In other words the CubeMX is wrong under its Parameter Setting\Encoder\Polarity to have the selection of Rising Edge, Falling Edge, Both Edges. Because in encoder mode, regardless of TI1 Mode, TI2 Mode, or both TI1 and TI2 Mode, the counter should be triggered on both edges of each channel; it is not a choice. Therefore, the wording should be Inverted or non-inverted under Polarity selection.

Brian

waclawek.jan
Super User
September 6, 2017
Posted on September 06, 2017 at 10:59

Therefore, the wording should be Inverted or non-inverted under Polarity selection.

Yes, but that's only in encoder mode (and a few other modes), so those settings interact, that makes programming CubeMX far less trivial than only directly mapping  few register bits to some single-liners.

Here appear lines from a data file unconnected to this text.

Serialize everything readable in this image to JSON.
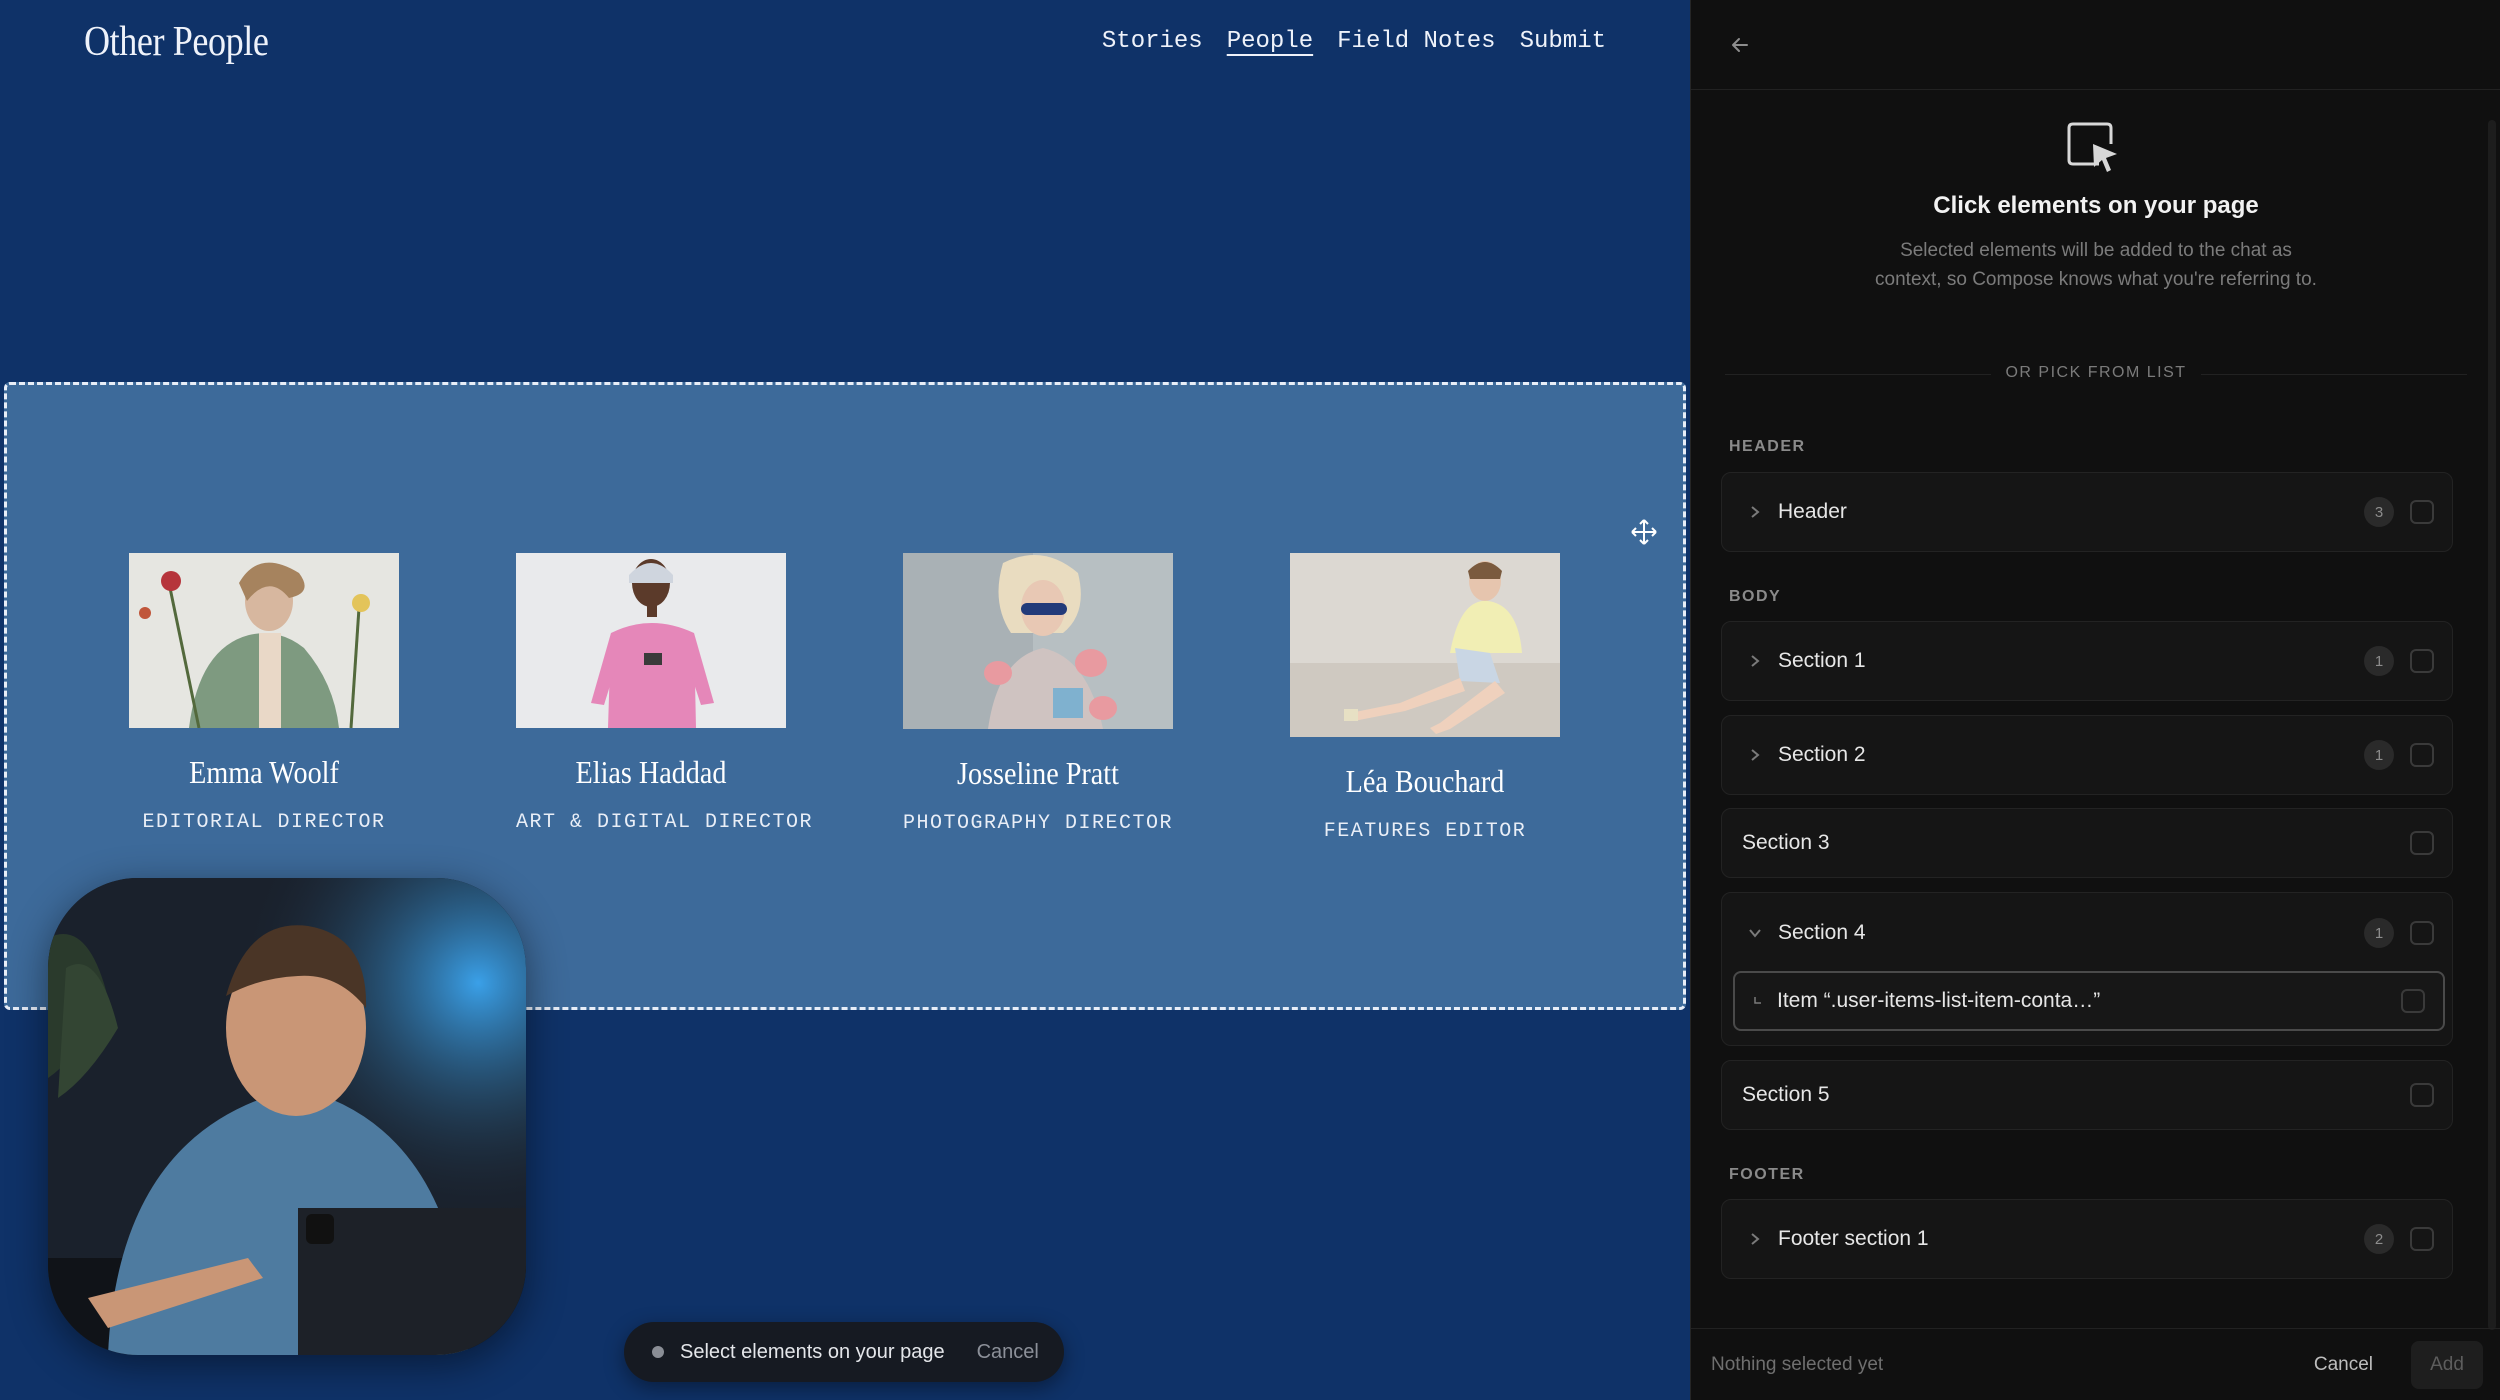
{
  "site": {
    "brand": "Other People",
    "nav": [
      "Stories",
      "People",
      "Field Notes",
      "Submit"
    ],
    "active_nav": "People",
    "people": [
      {
        "name": "Emma Woolf",
        "role": "EDITORIAL DIRECTOR"
      },
      {
        "name": "Elias Haddad",
        "role": "ART & DIGITAL DIRECTOR"
      },
      {
        "name": "Josseline Pratt",
        "role": "PHOTOGRAPHY DIRECTOR"
      },
      {
        "name": "Léa Bouchard",
        "role": "FEATURES EDITOR"
      }
    ]
  },
  "toast": {
    "text": "Select elements on your page",
    "cancel": "Cancel"
  },
  "panel": {
    "title": "Click elements on your page",
    "description": "Selected elements will be added to the chat as context, so Compose knows what you're referring to.",
    "or_pick": "OR PICK FROM LIST",
    "groups": {
      "header": "HEADER",
      "body": "BODY",
      "footer": "FOOTER"
    },
    "rows": {
      "header": {
        "label": "Header",
        "count": "3"
      },
      "section1": {
        "label": "Section 1",
        "count": "1"
      },
      "section2": {
        "label": "Section 2",
        "count": "1"
      },
      "section3": {
        "label": "Section 3"
      },
      "section4": {
        "label": "Section 4",
        "count": "1"
      },
      "section4_item": {
        "label": "Item “.user-items-list-item-conta…”"
      },
      "section5": {
        "label": "Section 5"
      },
      "footer1": {
        "label": "Footer section 1",
        "count": "2"
      }
    },
    "footer": {
      "status": "Nothing selected yet",
      "cancel": "Cancel",
      "add": "Add"
    }
  },
  "icons": {
    "back": "arrow-left-icon",
    "pick": "cursor-select-icon",
    "move": "move-crosshair-icon",
    "chevron_right": "chevron-right-icon",
    "chevron_down": "chevron-down-icon"
  },
  "colors": {
    "site_bg": "#0f3268",
    "selection_bg": "#3d6a9a",
    "panel_bg": "#101010"
  }
}
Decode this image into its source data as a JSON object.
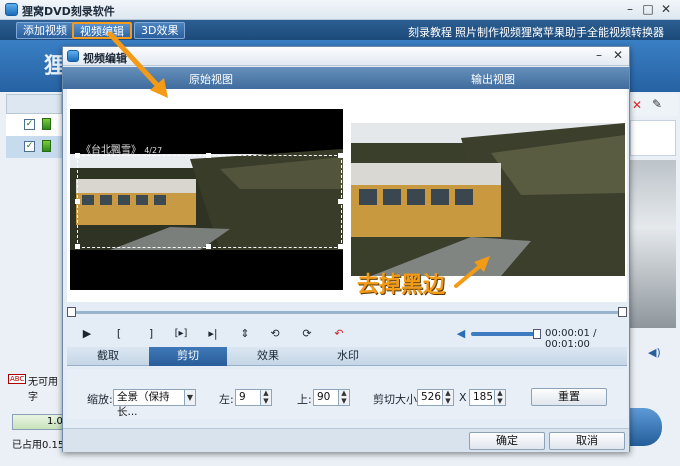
{
  "app": {
    "title": "狸窝DVD刻录软件",
    "tabs": [
      "添加视频",
      "视频编辑",
      "3D效果"
    ],
    "links": [
      "刻录教程",
      "照片制作视频",
      "狸窝苹果助手",
      "全能视频转换器"
    ],
    "banner_text": "狸",
    "status_label": "无可用字",
    "progress_value": "1.0",
    "usage_label": "已占用0.15"
  },
  "dialog": {
    "title": "视频编辑",
    "original_view_label": "原始视图",
    "output_view_label": "输出视图",
    "source_caption": "《台北飄雪》",
    "source_caption_page": "4/27",
    "annotation": "去掉黑边",
    "time_display": "00:00:01 / 00:01:00",
    "tabs": [
      "截取",
      "剪切",
      "效果",
      "水印"
    ],
    "active_tab": "剪切",
    "zoom_label": "缩放:",
    "zoom_value": "全景（保持长...",
    "left_label": "左:",
    "left_value": "9",
    "top_label": "上:",
    "top_value": "90",
    "crop_size_label": "剪切大小:",
    "crop_width": "526",
    "crop_x": "X",
    "crop_height": "185",
    "reset_label": "重置",
    "ok_label": "确定",
    "cancel_label": "取消"
  },
  "icons": {
    "play": "play-icon",
    "mark_in": "mark-in-icon",
    "mark_out": "mark-out-icon",
    "play_segment": "play-segment-icon",
    "next_frame": "next-frame-icon",
    "flip_vertical": "flip-vertical-icon",
    "rotate_left": "rotate-left-icon",
    "rotate_right": "rotate-right-icon",
    "undo": "undo-icon",
    "volume": "volume-icon"
  },
  "colors": {
    "accent_orange": "#f39a16",
    "header_blue": "#3f6c9e",
    "tab_active": "#285d99"
  }
}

[rant mode on]This is why I am not interested in cuboids and kin. At the end of the day, if you really want to use the chip and not only a subset of its features you need to go down and understand the working of it, so cuboids are only an unnecessary intermediary. Sparkling and fuzzing and technicolor, yes, I understand the selling points. I'm just sad ST spends money/time/people on this fluff rather than the right stuff. [rant mode off]

JW

Brian D
Associate III
September 6, 2017
Posted on September 06, 2017 at 19:58

JW,

'

[rant mode on]This is why I am not interested in cuboids and kin. At the end of the day, if you really want to use the chip and not only a subset of its features you need to go down and understand the working of it, so cuboids are only an unnecessary intermediary. Sparkling and fuzzing and technicolor, yes, I understand the selling points. I'm just sad ST spends money/time/people on this fluff rather than the right stuff. [rant mode off]'

I'm a newbie to STM32 tool sets and so I found Cube is helpful in understanding how the registers are acessed, and a quick way to see generated codes that initializes the registers -- in a strict sequential order sometime -- for the peripherals to work properly. I total agree about reading the registers and their bits meaning. In fact I write my own code since the Cube generated code is too long; i.e. Cube uses over 50 lines of C code to send SPI data, while I need only two lines of code:

while((SPI2->SR)& 0x0080); // if busy

SPI2->DR=0x0A; // TX data 0x0A to Canon EF lens.

As about the Cube wording, there is nothing wrong about using a proper wording when the timer is in Encoder  Mode. The GUI screen should be adapted to each mode of the timer usage. Why the encoder mode has to share the same description with other modes?